FAVORISER LA BIODIVERSITE


28/02/2020


DE PLUS EN PLUS DE RUCHES A PARIS 

Ces dernières années, les toits des grandes villes ont assisté à l’arrivée de nouveaux habitants : les abeilles. On compte aujourd’hui plus de 1 000 ruches à Paris, soit 50 millions d’abeilles. En 2009, la Cité internationale s’est engagée en faveur du développement durable et a accueilli un rucher aux abords de la Maison internationale. D’abord exploité avec l’association l’Abeille parisienne, il a ensuite été géré en partenariat avec le GABI (Groupement d’apiculteurs de Bréviande intercommunal). Une douzaine de salariés a été formée à l’apiculture pour exploiter  le rucher en autonomie avec l’appui du domaine.

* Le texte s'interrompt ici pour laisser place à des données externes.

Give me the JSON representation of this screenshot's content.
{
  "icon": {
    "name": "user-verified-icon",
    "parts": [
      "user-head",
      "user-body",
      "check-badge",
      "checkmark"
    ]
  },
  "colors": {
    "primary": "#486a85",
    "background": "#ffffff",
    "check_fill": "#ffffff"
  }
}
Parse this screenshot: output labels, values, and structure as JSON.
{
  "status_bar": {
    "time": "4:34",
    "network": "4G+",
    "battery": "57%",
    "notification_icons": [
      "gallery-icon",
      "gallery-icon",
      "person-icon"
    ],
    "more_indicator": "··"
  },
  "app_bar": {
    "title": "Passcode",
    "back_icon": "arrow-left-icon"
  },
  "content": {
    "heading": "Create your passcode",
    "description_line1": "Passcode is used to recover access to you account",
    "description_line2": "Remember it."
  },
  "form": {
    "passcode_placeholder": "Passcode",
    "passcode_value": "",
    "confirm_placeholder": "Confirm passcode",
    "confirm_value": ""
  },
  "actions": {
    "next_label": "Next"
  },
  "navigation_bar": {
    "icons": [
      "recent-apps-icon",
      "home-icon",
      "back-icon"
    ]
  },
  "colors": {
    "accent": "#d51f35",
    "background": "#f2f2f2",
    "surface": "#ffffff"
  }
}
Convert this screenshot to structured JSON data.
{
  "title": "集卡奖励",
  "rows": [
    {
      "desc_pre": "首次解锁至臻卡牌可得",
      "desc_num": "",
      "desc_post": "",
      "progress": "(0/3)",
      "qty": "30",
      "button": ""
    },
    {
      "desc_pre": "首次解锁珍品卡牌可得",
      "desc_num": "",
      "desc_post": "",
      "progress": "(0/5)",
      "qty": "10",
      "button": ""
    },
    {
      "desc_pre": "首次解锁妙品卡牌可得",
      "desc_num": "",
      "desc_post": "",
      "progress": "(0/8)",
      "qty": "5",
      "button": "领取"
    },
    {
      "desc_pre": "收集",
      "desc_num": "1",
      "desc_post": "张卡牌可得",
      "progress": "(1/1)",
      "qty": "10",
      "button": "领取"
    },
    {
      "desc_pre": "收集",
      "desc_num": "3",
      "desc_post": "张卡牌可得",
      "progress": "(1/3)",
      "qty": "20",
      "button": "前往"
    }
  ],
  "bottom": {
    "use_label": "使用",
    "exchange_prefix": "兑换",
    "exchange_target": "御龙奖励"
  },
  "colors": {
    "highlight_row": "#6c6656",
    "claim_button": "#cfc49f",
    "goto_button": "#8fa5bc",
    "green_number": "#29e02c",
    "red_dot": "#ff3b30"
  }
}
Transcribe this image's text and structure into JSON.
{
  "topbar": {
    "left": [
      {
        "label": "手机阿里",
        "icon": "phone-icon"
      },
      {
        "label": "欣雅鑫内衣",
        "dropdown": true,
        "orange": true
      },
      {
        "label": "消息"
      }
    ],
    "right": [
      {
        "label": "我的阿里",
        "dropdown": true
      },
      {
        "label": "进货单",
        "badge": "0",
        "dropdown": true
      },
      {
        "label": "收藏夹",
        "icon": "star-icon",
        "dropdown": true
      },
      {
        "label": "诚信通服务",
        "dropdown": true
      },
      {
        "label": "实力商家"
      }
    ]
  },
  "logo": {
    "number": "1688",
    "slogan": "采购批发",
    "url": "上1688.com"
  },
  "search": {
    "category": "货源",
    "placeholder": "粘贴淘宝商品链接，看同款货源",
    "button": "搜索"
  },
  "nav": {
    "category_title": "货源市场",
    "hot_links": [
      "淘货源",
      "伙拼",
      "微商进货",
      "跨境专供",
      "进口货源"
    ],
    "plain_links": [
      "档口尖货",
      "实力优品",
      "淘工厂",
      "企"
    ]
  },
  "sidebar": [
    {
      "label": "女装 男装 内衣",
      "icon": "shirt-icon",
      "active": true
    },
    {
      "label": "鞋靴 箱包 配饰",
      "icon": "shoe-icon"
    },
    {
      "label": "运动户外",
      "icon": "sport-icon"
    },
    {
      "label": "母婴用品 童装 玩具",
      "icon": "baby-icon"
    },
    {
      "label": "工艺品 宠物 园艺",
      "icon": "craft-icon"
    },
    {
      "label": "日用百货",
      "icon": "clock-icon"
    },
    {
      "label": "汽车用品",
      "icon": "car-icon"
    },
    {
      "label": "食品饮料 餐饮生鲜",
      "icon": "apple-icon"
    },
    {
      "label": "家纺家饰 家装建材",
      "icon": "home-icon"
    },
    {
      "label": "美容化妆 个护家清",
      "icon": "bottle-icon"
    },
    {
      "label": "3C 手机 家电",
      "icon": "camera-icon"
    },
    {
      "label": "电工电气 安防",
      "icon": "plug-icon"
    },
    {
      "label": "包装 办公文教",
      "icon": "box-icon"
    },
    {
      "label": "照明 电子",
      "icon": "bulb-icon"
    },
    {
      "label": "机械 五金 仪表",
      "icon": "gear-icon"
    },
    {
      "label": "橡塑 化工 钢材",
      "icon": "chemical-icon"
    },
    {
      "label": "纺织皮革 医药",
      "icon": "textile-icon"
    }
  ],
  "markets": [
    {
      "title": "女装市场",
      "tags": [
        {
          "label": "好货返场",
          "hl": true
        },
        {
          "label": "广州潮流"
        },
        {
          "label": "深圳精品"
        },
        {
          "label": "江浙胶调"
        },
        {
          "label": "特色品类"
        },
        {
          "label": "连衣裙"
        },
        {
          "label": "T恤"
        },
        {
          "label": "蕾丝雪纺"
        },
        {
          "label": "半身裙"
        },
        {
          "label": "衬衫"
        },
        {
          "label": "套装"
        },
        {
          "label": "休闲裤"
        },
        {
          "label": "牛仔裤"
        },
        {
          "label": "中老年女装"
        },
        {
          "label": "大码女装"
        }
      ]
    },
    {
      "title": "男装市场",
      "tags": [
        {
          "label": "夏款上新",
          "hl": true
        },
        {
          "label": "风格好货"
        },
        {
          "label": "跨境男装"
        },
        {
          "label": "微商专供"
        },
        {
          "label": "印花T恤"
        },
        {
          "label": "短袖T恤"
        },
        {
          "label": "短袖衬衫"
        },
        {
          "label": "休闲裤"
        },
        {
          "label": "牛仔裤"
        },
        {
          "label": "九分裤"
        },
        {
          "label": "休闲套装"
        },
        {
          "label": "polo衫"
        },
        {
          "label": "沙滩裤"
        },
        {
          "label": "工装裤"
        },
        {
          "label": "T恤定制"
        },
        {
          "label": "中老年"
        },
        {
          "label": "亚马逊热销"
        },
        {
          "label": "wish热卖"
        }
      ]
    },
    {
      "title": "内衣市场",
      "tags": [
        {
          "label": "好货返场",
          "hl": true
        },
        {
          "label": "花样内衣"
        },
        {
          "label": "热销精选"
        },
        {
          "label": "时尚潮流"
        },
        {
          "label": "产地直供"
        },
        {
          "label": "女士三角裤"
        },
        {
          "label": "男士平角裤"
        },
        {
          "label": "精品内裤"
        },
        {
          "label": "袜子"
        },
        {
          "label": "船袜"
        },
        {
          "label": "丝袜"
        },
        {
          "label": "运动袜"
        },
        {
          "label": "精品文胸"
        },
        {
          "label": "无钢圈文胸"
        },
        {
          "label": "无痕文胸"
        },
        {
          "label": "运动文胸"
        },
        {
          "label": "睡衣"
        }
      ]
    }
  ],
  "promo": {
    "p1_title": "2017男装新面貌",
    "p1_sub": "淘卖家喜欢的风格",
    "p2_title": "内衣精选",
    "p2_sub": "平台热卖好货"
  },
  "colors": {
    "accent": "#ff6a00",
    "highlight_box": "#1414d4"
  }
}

UN EFFET NEGATIF SUR LA BIODIVERSITE

Lorsque la Cité internationale a décidé d’installer des ruches, le rôle et l’impact des abeilles domestiques en milieu urbain étaient encore méconnus et cette démarche était alors considérée comme une contribution au renforcement de la biodiversité. Or, au regard de plusieurs études récentes, il apparait qu’un trop grand nombre de ruches en ville s’avère négatif pour la biodiversité. Les ruches abritent une espèce d’abeille omniprésente : l’abeille domestique qui si elle est la meilleure productrice de miel est nuisible aux autres pollinisateurs notamment les abeilles sauvages. Celles-ci sont beaucoup plus solitaires et limitées dans leur choix de variété de fleurs. Arrêter l’installation de ruches et même en retirer devient alors la solution pour retrouver un équilibre dans cet écosystème. La Cité internationale soucieuse de protéger la biodiversité de son parc de 34 hectares a donc opté pour l’arrêt de son rucher. Pour favoriser la biodiversité, le parc compte 6 hôtels à insectes qui offre un abri aux pollinisateurs sauvages. En accompagnement de cette démarche, des prairies de fleurs mellifères ont été semées autour des 6 hôtels pour leur procurer les ressources florales dont ils ont besoin pour se nourrir.